Grandmother’s Gardens, with their more relaxed aesthetics, were popular landscape fixtures from the end of the Civil War until the early 1920s.
“They differed from gardens abroad, such as English gardens, in that they were most often the work of one person, usually a woman, instead of a team of gardeners, usually men,” Perry said.
Many of the old standards like nasturtiums, English primroses, bachelor’s buttons, sweet peas, gladiolus, hollyhocks, lilacs, foxgloves and columbines — flowers many of us remember from childhood — had become as unfashionable as typewriters, videotapes or fur wardrobes. But every fashion provokes a reaction, which leads to new movements that rediscover traditional materials, and that includes plants, said Scott Kunst, founder and former owner of Old House Gardens in Ann Arbor, Michigan.
“Slowly but surely, gardeners turned away from the brightly colored exotic annuals of the Victorian era in favor of flowers that had a long history in Western gardens, especially perennials such as peonies and iris, self-sowing annuals such as larkspur and poppies, and bulbs that would return and multiply year after year such as daffodils and snowdrops,” Kunst said.
They were planted in artlessly informal mixes that harkened back to the humble days of England’s “cottages,” the homes of poor rural folk, and America’s colonial days, Kunst said in an email.

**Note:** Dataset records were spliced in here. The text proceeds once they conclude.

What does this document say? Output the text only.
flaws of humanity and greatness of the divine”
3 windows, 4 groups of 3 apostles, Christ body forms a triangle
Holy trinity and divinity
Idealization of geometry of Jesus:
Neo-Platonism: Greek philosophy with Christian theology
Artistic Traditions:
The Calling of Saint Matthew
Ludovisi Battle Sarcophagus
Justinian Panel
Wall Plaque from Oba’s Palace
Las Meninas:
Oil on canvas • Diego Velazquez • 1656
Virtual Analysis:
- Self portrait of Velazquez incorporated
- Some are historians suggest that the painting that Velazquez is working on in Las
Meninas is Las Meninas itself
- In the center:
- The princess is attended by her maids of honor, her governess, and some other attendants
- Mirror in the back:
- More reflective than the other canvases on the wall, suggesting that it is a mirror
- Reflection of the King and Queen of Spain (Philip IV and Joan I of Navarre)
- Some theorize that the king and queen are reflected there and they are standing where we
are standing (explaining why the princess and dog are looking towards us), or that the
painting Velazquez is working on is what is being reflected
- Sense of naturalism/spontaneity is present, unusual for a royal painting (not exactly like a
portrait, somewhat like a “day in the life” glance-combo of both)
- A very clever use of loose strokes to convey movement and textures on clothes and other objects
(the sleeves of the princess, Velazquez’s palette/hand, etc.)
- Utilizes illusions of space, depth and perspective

“Grandmother’s Gardens also emphasized an appreciation for plants as plants, not just blobs of color, and as offering gardeners a connection with the real world, which I think is an important part of gardening for many of us today,” Kunst said.
“Hardscaping and backyard kitchens do little to connect us with nature, but working with plants does, which is something I learned from my grandmother,” he said.